I'm sure there is some fundamental error in my logic here, so I'm hoping someone can point it out for me. Thanks!
EDIT: Any ideas? All suggestions/comments appreciated!
IMHO one of the shortcomings of the SAM format is that it only reports the rightmost coordinate and one has to do all that cumbersome little parsing to figure out the rightmost end, thus rendering column oriented tools unusable.

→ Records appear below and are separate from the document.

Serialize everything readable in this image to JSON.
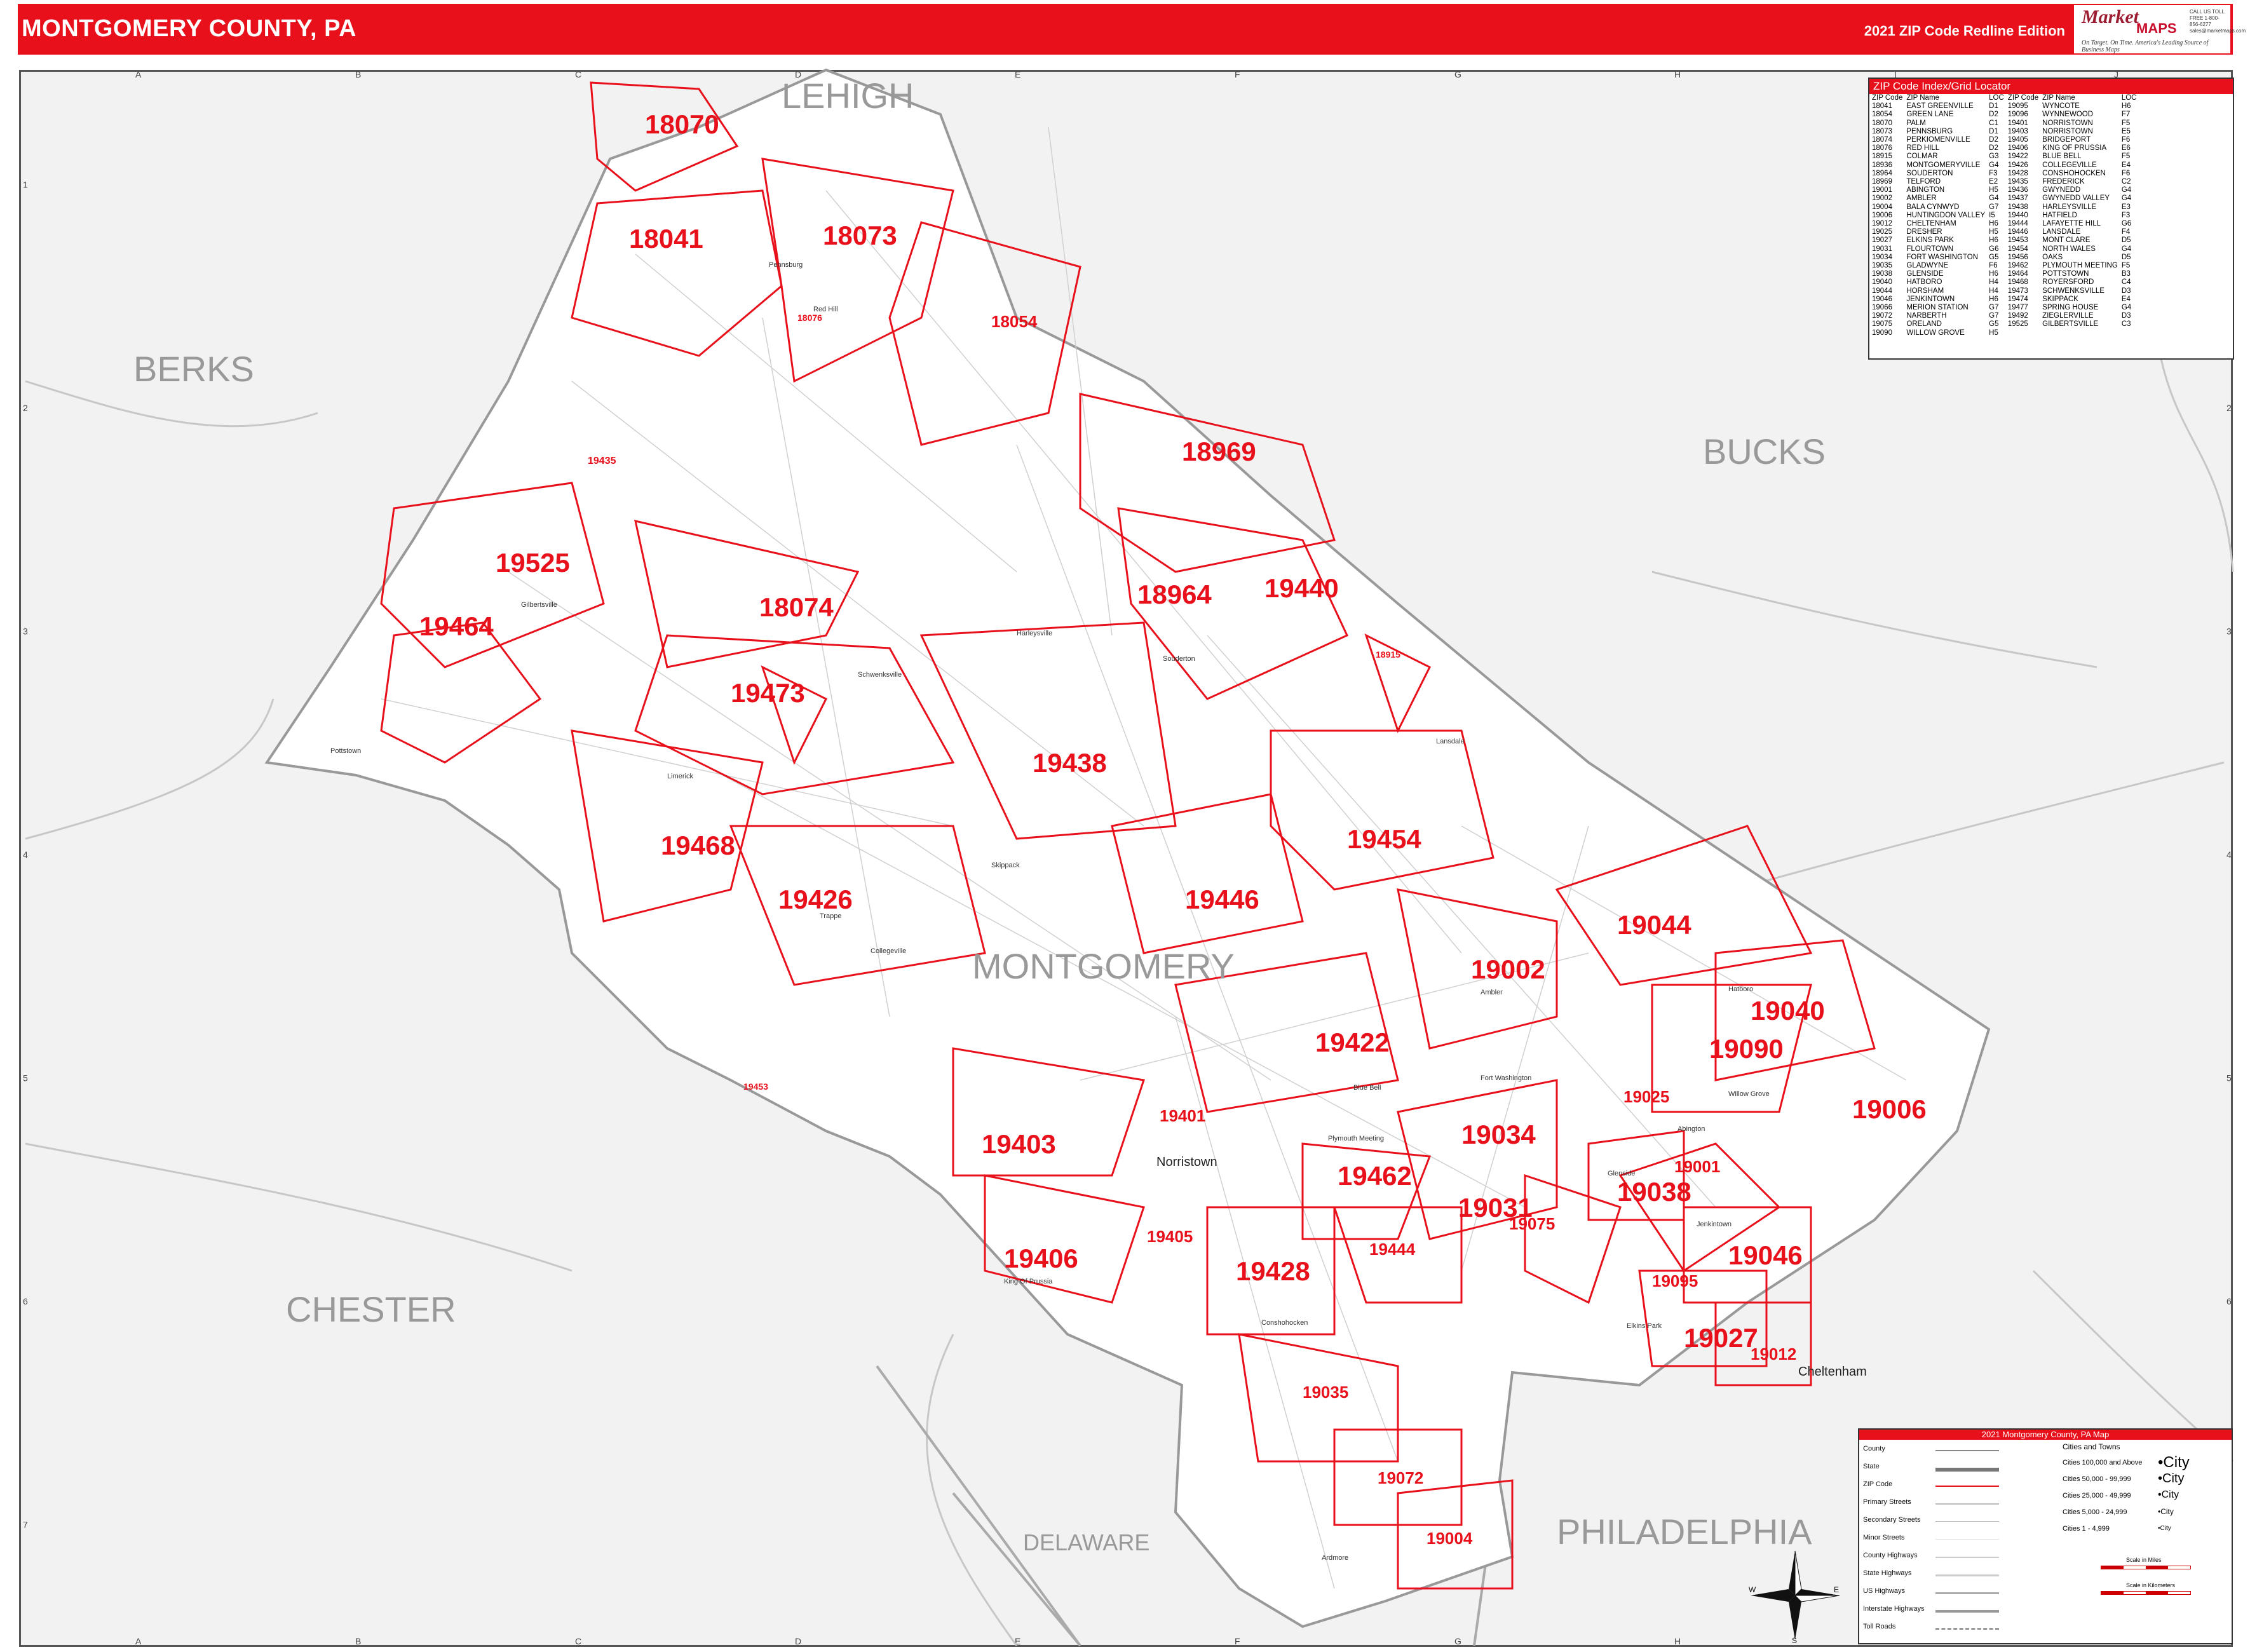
{
  "header": {
    "title": "MONTGOMERY COUNTY, PA",
    "edition": "2021 ZIP Code Redline Edition",
    "logo_brand": "Market",
    "logo_maps": "MAPS",
    "logo_tagline": "On Target. On Time. America's Leading Source of Business Maps",
    "logo_contact": "CALL US TOLL FREE 1-800-856-6277 sales@marketmaps.com"
  },
  "grid": {
    "columns": [
      "A",
      "B",
      "C",
      "D",
      "E",
      "F",
      "G",
      "H",
      "I",
      "J"
    ],
    "rows": [
      "1",
      "2",
      "3",
      "4",
      "5",
      "6",
      "7"
    ]
  },
  "counties": {
    "lehigh": "LEHIGH",
    "berks": "BERKS",
    "bucks": "BUCKS",
    "chester": "CHESTER",
    "montgomery": "MONTGOMERY",
    "delaware": "DELAWARE",
    "philadelphia": "PHILADELPHIA"
  },
  "zip_labels": [
    "18070",
    "18041",
    "18073",
    "18054",
    "18969",
    "19525",
    "19464",
    "18074",
    "18964",
    "19440",
    "19473",
    "19438",
    "19468",
    "19454",
    "19426",
    "19446",
    "19044",
    "19002",
    "19040",
    "19090",
    "19422",
    "19006",
    "19401",
    "19403",
    "19034",
    "19025",
    "19462",
    "19001",
    "19038",
    "19031",
    "19075",
    "19406",
    "19405",
    "19428",
    "19444",
    "19046",
    "19095",
    "19027",
    "19012",
    "19035",
    "19072",
    "19004",
    "19435",
    "18076",
    "18915",
    "19453"
  ],
  "towns": {
    "norristown": "Norristown",
    "cheltenham": "Cheltenham",
    "pottstown": "Pottstown",
    "king_of_prussia": "King Of Prussia",
    "lansdale": "Lansdale",
    "souderton": "Souderton",
    "pennsburg": "Pennsburg",
    "collegeville": "Collegeville",
    "ambler": "Ambler",
    "conshohocken": "Conshohocken",
    "harleysville": "Harleysville",
    "red_hill": "Red Hill",
    "schwenksville": "Schwenksville",
    "blue_bell": "Blue Bell",
    "willow_grove": "Willow Grove",
    "abington": "Abington",
    "jenkintown": "Jenkintown",
    "hatboro": "Hatboro",
    "ardmore": "Ardmore",
    "plymouth_meeting": "Plymouth Meeting",
    "fort_washington": "Fort Washington",
    "glenside": "Glenside",
    "elkins_park": "Elkins Park",
    "gilbertsville": "Gilbertsville",
    "trappe": "Trappe",
    "limerick": "Limerick",
    "skippack": "Skippack"
  },
  "index": {
    "title": "ZIP Code Index/Grid Locator",
    "headers": [
      "ZIP Code",
      "ZIP Name",
      "LOC",
      "ZIP Code",
      "ZIP Name",
      "LOC"
    ],
    "rows": [
      [
        "18041",
        "EAST GREENVILLE",
        "D1",
        "19095",
        "WYNCOTE",
        "H6"
      ],
      [
        "18054",
        "GREEN LANE",
        "D2",
        "19096",
        "WYNNEWOOD",
        "F7"
      ],
      [
        "18070",
        "PALM",
        "C1",
        "19401",
        "NORRISTOWN",
        "F5"
      ],
      [
        "18073",
        "PENNSBURG",
        "D1",
        "19403",
        "NORRISTOWN",
        "E5"
      ],
      [
        "18074",
        "PERKIOMENVILLE",
        "D2",
        "19405",
        "BRIDGEPORT",
        "F6"
      ],
      [
        "18076",
        "RED HILL",
        "D2",
        "19406",
        "KING OF PRUSSIA",
        "E6"
      ],
      [
        "18915",
        "COLMAR",
        "G3",
        "19422",
        "BLUE BELL",
        "F5"
      ],
      [
        "18936",
        "MONTGOMERYVILLE",
        "G4",
        "19426",
        "COLLEGEVILLE",
        "E4"
      ],
      [
        "18964",
        "SOUDERTON",
        "F3",
        "19428",
        "CONSHOHOCKEN",
        "F6"
      ],
      [
        "18969",
        "TELFORD",
        "E2",
        "19435",
        "FREDERICK",
        "C2"
      ],
      [
        "19001",
        "ABINGTON",
        "H5",
        "19436",
        "GWYNEDD",
        "G4"
      ],
      [
        "19002",
        "AMBLER",
        "G4",
        "19437",
        "GWYNEDD VALLEY",
        "G4"
      ],
      [
        "19004",
        "BALA CYNWYD",
        "G7",
        "19438",
        "HARLEYSVILLE",
        "E3"
      ],
      [
        "19006",
        "HUNTINGDON VALLEY",
        "I5",
        "19440",
        "HATFIELD",
        "F3"
      ],
      [
        "19012",
        "CHELTENHAM",
        "H6",
        "19444",
        "LAFAYETTE HILL",
        "G6"
      ],
      [
        "19025",
        "DRESHER",
        "H5",
        "19446",
        "LANSDALE",
        "F4"
      ],
      [
        "19027",
        "ELKINS PARK",
        "H6",
        "19453",
        "MONT CLARE",
        "D5"
      ],
      [
        "19031",
        "FLOURTOWN",
        "G6",
        "19454",
        "NORTH WALES",
        "G4"
      ],
      [
        "19034",
        "FORT WASHINGTON",
        "G5",
        "19456",
        "OAKS",
        "D5"
      ],
      [
        "19035",
        "GLADWYNE",
        "F6",
        "19462",
        "PLYMOUTH MEETING",
        "F5"
      ],
      [
        "19038",
        "GLENSIDE",
        "H6",
        "19464",
        "POTTSTOWN",
        "B3"
      ],
      [
        "19040",
        "HATBORO",
        "H4",
        "19468",
        "ROYERSFORD",
        "C4"
      ],
      [
        "19044",
        "HORSHAM",
        "H4",
        "19473",
        "SCHWENKSVILLE",
        "D3"
      ],
      [
        "19046",
        "JENKINTOWN",
        "H6",
        "19474",
        "SKIPPACK",
        "E4"
      ],
      [
        "19066",
        "MERION STATION",
        "G7",
        "19477",
        "SPRING HOUSE",
        "G4"
      ],
      [
        "19072",
        "NARBERTH",
        "G7",
        "19492",
        "ZIEGLERVILLE",
        "D3"
      ],
      [
        "19075",
        "ORELAND",
        "G5",
        "19525",
        "GILBERTSVILLE",
        "C3"
      ],
      [
        "19090",
        "WILLOW GROVE",
        "H5",
        "",
        "",
        ""
      ]
    ]
  },
  "legend": {
    "title": "2021 Montgomery County, PA Map",
    "items": [
      "County",
      "State",
      "ZIP Code",
      "Primary Streets",
      "Secondary Streets",
      "Minor Streets",
      "County Highways",
      "State Highways",
      "US Highways",
      "Interstate Highways",
      "Toll Roads"
    ],
    "cities_title": "Cities and Towns",
    "cities": [
      {
        "label": "Cities 100,000 and Above",
        "sample": "•City"
      },
      {
        "label": "Cities 50,000 - 99,999",
        "sample": "•City"
      },
      {
        "label": "Cities 25,000 - 49,999",
        "sample": "•City"
      },
      {
        "label": "Cities 5,000 - 24,999",
        "sample": "•City"
      },
      {
        "label": "Cities 1 - 4,999",
        "sample": "•City"
      }
    ],
    "scale_miles": "Scale in Miles",
    "scale_km": "Scale in Kilometers"
  },
  "compass": {
    "n": "N",
    "s": "S",
    "e": "E",
    "w": "W"
  },
  "colors": {
    "accent": "#e8101a",
    "county_fill": "#ffffff",
    "outside_fill": "#f2f2f2",
    "road": "#bdbdbd",
    "county_label": "#999999"
  }
}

@ashutoshmits Thanks for the great explanation, that certainly makes more sense now. So, you compared the leftmost read coordinate (start of R1) with the rightmost read coordinate (end of R2) for a total of 244 bases. Since R1 and R2 each have 76 bp, could I then be sure the insert size was 244 - 76 - 76 = 92 bases?

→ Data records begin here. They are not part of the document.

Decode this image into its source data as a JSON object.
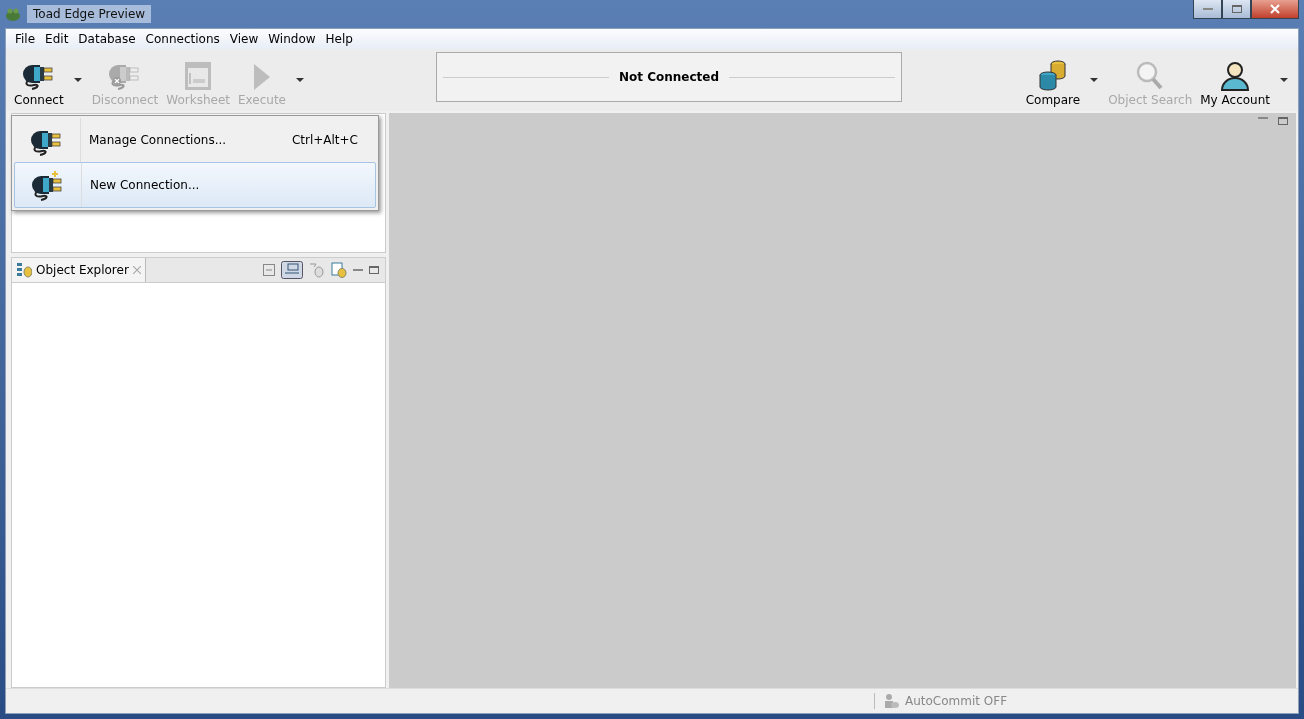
{
  "window": {
    "title": "Toad Edge Preview"
  },
  "menu_bar": [
    "File",
    "Edit",
    "Database",
    "Connections",
    "View",
    "Window",
    "Help"
  ],
  "toolbar": {
    "left": [
      {
        "kind": "connect",
        "label": "Connect",
        "disabled": false,
        "dropdown": true
      },
      {
        "kind": "disconnect",
        "label": "Disconnect",
        "disabled": true,
        "dropdown": false
      },
      {
        "kind": "worksheet",
        "label": "Worksheet",
        "disabled": true,
        "dropdown": false
      },
      {
        "kind": "execute",
        "label": "Execute",
        "disabled": true,
        "dropdown": true
      }
    ],
    "connection_status": "Not Connected",
    "right": [
      {
        "kind": "compare",
        "label": "Compare",
        "disabled": false,
        "dropdown": true
      },
      {
        "kind": "search",
        "label": "Object Search",
        "disabled": true,
        "dropdown": false
      },
      {
        "kind": "account",
        "label": "My Account",
        "disabled": false,
        "dropdown": true
      }
    ]
  },
  "connect_menu": [
    {
      "kind": "manage",
      "label": "Manage Connections...",
      "shortcut": "Ctrl+Alt+C",
      "selected": false
    },
    {
      "kind": "new",
      "label": "New Connection...",
      "selected": true
    }
  ],
  "object_explorer": {
    "tab": "Object Explorer"
  },
  "status_bar": {
    "autocommit": "AutoCommit OFF"
  }
}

Yes. Tools like Tophat ask you to mention the inner distance between mate pairs. It will be ~100 bp in your case. Tools like BWA estimate the insert size based on the first few thousand alignments of the mate-pairs/paired-ends.
Thanks for all of the help, I am much more familiar with SAM now!
Thanks for the explanation. i was trying to understand answers from this post: C: Bowtie2 classification of discordantly mapped pairs. Your post was helpful in it.
Thank you so much, I've been looking for this answer for a long time.